Lack of improvement proposals: The paper identifies problems but does not propose targeted solutions or model improvement directions (e.g., fine-tuning, prompt engineering).
Simplified map representation: Maps are presented in simplified form, without involving more complex real-world map data (e.g., high-definition maps, 3D building models).
Scalability: Future work could extend to scenarios with more cameras (>31), longer time spans, and more diverse target types.

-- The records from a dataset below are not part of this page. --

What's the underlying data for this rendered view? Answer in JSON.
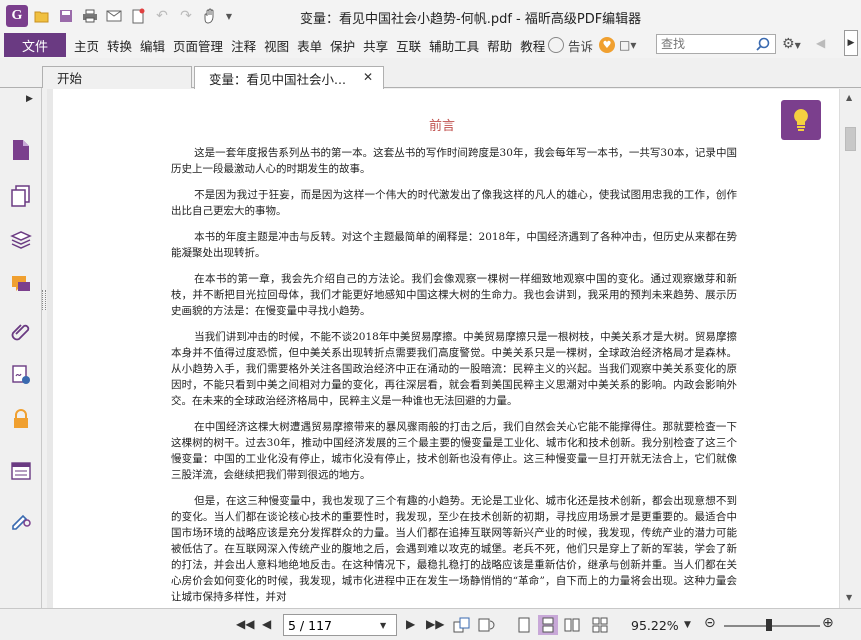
{
  "window": {
    "title": "变量：看见中国社会小趋势-何帆.pdf - 福昕高级PDF编辑器"
  },
  "menubar": {
    "file": "文件",
    "items": [
      "主页",
      "转换",
      "编辑",
      "页面管理",
      "注释",
      "视图",
      "表单",
      "保护",
      "共享",
      "互联",
      "辅助工具",
      "帮助",
      "教程"
    ],
    "tell_me": "告诉",
    "search_placeholder": "查找"
  },
  "tabs": [
    {
      "label": "开始"
    },
    {
      "label": "变量：看见中国社会小..."
    }
  ],
  "document": {
    "heading": "前言",
    "paragraphs": [
      "这是一套年度报告系列丛书的第一本。这套丛书的写作时间跨度是30年，我会每年写一本书，一共写30本，记录中国历史上一段最激动人心的时期发生的故事。",
      "不是因为我过于狂妄，而是因为这样一个伟大的时代激发出了像我这样的凡人的雄心，使我试图用忠我的工作，创作出比自己更宏大的事物。",
      "本书的年度主题是冲击与反转。对这个主题最简单的阐释是：2018年，中国经济遇到了各种冲击，但历史从来都在势能凝聚处出现转折。",
      "在本书的第一章，我会先介绍自己的方法论。我们会像观察一棵树一样细致地观察中国的变化。通过观察嫩芽和新枝，并不断把目光拉回母体，我们才能更好地感知中国这棵大树的生命力。我也会讲到，我采用的预判未来趋势、展示历史画貌的方法是：在慢变量中寻找小趋势。",
      "当我们讲到冲击的时候，不能不谈2018年中美贸易摩擦。中美贸易摩擦只是一根树枝，中美关系才是大树。贸易摩擦本身并不值得过度恐慌，但中美关系出现转折点需要我们高度警觉。中美关系只是一棵树，全球政治经济格局才是森林。从小趋势入手，我们需要格外关注各国政治经济中正在涌动的一股暗流：民粹主义的兴起。当我们观察中美关系变化的原因时，不能只看到中美之间相对力量的变化，再往深层看，就会看到美国民粹主义思潮对中美关系的影响。内政会影响外交。在未来的全球政治经济格局中，民粹主义是一种谁也无法回避的力量。",
      "在中国经济这棵大树遭遇贸易摩擦带来的暴风骤雨般的打击之后，我们自然会关心它能不能撑得住。那就要检查一下这棵树的树干。过去30年，推动中国经济发展的三个最主要的慢变量是工业化、城市化和技术创新。我分别检查了这三个慢变量：中国的工业化没有停止，城市化没有停止，技术创新也没有停止。这三种慢变量一旦打开就无法合上，它们就像三股洋流，会继续把我们带到很远的地方。",
      "但是，在这三种慢变量中，我也发现了三个有趣的小趋势。无论是工业化、城市化还是技术创新，都会出现意想不到的变化。当人们都在谈论核心技术的重要性时，我发现，至少在技术创新的初期，寻找应用场景才是更重要的。最适合中国市场环境的战略应该是充分发挥群众的力量。当人们都在追捧互联网等新兴产业的时候，我发现，传统产业的潜力可能被低估了。在互联网深入传统产业的腹地之后，会遇到难以攻克的城堡。老兵不死，他们只是穿上了新的军装，学会了新的打法，并会出人意料地绝地反击。在这种情况下，最稳扎稳打的战略应该是重新估价，继承与创新并重。当人们都在关心房价会如何变化的时候，我发现，城市化进程中正在发生一场静悄悄的“革命”，自下而上的力量将会出现。这种力量会让城市保持多样性，并对"
    ]
  },
  "statusbar": {
    "page_value": "5 / 117",
    "zoom": "95.22%"
  },
  "colors": {
    "brand": "#7b3f8d",
    "heading": "#c0504d"
  }
}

ReasonMap / SpatialLLM: Static geographic reasoning benchmarks handling only graphical contexts—inspiring GTR to incorporate dynamic targets into geographic reasoning.
STI-Bench / VSI-Bench / ST-VLM: Egocentric spatial-temporal reasoning benchmarks—demonstrating the necessity of extending from single-view to multi-camera network reasoning.
CityFlow / MTMMC: Multi-camera tracking datasets—GTR-Bench repurposes their real-world trajectory data to construct higher-level reasoning tasks.
Implications for future research: Promising directions include (1) designing dedicated temporal reasoning modules for VLMs, (2) developing map-video alignment pre-training strategies, and (3) leveraging graph structures to model camera network topology.

Rating¶

Dimension	Score	Notes
Novelty	⭐⭐⭐⭐	First to define the geo-temporal reasoning (GTR) task, extending VLM evaluation to multi-camera networks with a novel problem formulation.
Experimental Thoroughness	⭐⭐⭐⭐	Evaluates 13 mainstream VLMs plus human and ReID baselines, with rich analysis dimensions (context utilization, spatial-temporal comparison, failure cases).
Writing Quality	⭐⭐⭐⭐	Clear structure, well-defined tasks, rich tables and figures, though some analyses could be more in-depth.
Value	⭐⭐⭐⭐	Reveals critical bottlenecks in VLMs' spatial-temporal intelligence, with important reference value for autonomous driving and intelligent surveillance.